Apr 8, 2014

Are you or someone you know being harassed at work?

What you need to know...


Harassment is one of the most common problems faced in today’s workplace and there has been a fair bit of publicity around it in recent times. In spite clear laws and written policies protecting employees against such offences, concerned employees are apprehensive about approaching their managers or the HR department. So what is harassment and why should it concern you?

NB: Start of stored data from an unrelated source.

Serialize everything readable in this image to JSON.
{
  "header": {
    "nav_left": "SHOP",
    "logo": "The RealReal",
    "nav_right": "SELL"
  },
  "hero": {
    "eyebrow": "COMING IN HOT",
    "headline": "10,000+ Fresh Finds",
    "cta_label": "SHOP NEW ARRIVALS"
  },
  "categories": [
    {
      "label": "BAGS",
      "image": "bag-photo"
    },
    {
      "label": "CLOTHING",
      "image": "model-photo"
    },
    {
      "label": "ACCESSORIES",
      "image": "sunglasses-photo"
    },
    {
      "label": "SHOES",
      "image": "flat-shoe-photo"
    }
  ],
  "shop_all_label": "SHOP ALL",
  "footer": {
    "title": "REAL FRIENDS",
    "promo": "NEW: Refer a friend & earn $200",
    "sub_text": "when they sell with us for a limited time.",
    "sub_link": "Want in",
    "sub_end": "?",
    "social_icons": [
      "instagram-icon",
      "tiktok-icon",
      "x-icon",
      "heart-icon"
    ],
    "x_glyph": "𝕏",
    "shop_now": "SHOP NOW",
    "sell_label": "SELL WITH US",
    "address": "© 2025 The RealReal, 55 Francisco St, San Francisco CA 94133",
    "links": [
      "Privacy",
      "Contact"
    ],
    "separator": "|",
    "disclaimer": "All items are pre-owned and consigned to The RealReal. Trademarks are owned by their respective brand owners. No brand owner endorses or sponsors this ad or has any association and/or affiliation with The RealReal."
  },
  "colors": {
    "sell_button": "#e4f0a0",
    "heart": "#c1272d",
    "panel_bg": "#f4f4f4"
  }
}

ACAS defines harassment as unwanted conduct affecting the dignity of men and women in the workplace. It may be related to age, sex, race, disability, religion, sexual orientation, nationality or any personal characteristic of the individual, and may be persistent or an isolated incident. Unfortunately in most cases it is difficult to establish harassment as the perpetrator will normally perpetrate when there are no witnesses or it could be very discreet. Then there are those which are done by the employee’s manager and the employee may be afraid of raising an alarm. If you think this only happened in the past and the workplaces are a lot better with the emphasis on equality, diversity, dignity and respect, the statistics below will be an eye-opener.

A study commissioned by Slater & Gordon in 2013 revealed that as many as sixty percent of women have experienced inappropriate behaviour from work colleagues, of which 21 percent have been persistent.

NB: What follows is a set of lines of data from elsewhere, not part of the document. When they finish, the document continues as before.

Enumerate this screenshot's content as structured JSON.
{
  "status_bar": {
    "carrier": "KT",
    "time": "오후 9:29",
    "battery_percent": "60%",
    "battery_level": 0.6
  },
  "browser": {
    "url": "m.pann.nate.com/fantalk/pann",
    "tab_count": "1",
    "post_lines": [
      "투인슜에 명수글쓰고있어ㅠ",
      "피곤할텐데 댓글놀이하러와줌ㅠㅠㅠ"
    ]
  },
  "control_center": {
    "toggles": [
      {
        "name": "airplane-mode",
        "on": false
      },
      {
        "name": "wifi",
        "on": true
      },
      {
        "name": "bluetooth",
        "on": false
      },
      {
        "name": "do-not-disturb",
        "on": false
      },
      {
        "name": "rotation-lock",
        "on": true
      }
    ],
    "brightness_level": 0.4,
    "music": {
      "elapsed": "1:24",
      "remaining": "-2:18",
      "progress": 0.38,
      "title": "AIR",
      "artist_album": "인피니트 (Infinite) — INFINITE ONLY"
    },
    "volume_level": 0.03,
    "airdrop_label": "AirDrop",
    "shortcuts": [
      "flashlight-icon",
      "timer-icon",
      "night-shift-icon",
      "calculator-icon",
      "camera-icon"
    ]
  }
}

But it’s not just women facing workplace harassment. The study also highlighted that it is equally rampant amongst men, with almost forty percent of men reporting similar experiences.

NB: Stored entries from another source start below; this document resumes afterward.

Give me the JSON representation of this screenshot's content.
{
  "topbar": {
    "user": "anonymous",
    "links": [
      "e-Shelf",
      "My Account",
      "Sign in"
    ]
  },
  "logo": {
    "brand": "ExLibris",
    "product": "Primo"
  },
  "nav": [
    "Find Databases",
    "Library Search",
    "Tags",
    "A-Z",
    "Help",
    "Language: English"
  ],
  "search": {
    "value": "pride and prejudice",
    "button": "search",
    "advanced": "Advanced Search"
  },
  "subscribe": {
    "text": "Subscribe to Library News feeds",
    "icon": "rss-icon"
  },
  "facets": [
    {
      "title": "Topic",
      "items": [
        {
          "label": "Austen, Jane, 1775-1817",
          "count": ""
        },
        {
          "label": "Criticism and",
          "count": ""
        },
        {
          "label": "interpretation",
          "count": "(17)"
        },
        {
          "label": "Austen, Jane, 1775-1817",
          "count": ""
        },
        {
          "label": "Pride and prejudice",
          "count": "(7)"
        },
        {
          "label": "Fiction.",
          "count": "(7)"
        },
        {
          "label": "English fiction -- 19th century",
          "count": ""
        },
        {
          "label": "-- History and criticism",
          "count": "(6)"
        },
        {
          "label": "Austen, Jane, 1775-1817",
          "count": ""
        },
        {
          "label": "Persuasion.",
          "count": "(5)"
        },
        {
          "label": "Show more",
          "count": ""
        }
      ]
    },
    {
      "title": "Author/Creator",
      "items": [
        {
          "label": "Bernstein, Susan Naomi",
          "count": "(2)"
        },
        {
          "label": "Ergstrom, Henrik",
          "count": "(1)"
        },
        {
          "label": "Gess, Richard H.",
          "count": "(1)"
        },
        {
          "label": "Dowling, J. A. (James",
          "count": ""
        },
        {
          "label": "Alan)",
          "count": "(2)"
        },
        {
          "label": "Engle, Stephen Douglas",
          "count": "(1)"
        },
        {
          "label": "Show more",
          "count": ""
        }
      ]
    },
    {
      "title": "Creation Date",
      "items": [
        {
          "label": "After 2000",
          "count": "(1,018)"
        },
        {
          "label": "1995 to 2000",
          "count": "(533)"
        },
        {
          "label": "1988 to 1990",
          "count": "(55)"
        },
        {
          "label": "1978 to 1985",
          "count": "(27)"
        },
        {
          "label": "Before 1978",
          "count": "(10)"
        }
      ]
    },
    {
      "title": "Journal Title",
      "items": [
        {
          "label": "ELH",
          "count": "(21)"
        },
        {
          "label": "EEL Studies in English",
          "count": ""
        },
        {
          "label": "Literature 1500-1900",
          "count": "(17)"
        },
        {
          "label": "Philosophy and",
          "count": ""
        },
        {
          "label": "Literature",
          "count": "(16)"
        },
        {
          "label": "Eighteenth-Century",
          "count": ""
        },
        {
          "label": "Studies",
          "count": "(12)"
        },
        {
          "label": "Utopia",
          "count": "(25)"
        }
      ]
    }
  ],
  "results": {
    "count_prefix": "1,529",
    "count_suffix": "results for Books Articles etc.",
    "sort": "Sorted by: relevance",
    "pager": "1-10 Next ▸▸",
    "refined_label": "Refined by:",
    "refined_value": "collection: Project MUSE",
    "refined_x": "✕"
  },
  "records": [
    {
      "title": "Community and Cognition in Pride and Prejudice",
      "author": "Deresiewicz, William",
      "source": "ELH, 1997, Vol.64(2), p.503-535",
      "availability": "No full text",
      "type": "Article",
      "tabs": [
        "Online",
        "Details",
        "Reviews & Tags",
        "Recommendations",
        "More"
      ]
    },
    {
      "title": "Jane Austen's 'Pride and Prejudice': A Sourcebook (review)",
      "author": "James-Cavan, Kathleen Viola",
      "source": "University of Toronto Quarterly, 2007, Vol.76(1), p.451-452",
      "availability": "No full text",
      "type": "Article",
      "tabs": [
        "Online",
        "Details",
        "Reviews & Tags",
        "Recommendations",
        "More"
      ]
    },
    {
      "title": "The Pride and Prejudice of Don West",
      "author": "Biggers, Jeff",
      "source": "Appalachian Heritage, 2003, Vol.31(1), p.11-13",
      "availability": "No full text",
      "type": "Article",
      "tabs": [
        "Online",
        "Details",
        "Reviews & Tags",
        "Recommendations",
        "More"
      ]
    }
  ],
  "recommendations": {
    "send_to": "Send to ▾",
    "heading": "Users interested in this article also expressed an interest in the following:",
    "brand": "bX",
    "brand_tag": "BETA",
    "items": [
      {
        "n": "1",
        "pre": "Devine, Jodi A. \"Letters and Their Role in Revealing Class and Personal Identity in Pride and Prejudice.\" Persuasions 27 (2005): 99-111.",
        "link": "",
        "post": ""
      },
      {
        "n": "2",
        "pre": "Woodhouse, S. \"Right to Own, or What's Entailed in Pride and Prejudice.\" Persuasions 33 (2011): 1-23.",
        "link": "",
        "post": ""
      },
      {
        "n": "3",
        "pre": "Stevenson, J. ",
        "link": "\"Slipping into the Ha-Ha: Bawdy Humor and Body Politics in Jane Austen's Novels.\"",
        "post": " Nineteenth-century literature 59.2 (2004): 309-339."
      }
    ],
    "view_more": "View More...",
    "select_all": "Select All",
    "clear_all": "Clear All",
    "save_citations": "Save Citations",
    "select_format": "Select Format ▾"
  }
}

So what should you do if you are experiencing harassment or know of someone who is being harassed? Firstly make it very clear to the perpetrator that you want him / her to stop. Make notes of the incidents along with the days, times and if you think anyone may have seen the incident. Confide in a colleague or even a friend who may be able to provide guidance and support in the matter. Approach your manager or the HR representative. Finally if you feel that the matter was not handled properly or where you are unable to report it to anyone within the company, please seek legal advice. Both the Labour Relations Agency (LRA) and Citizens Advice Bureau (CAB) provide free and impartial advice on employment issues. Bear in mind that if the company you are working for knows about the harassment and does not take action, then the company could be seen as condoning the act and hence liable for it.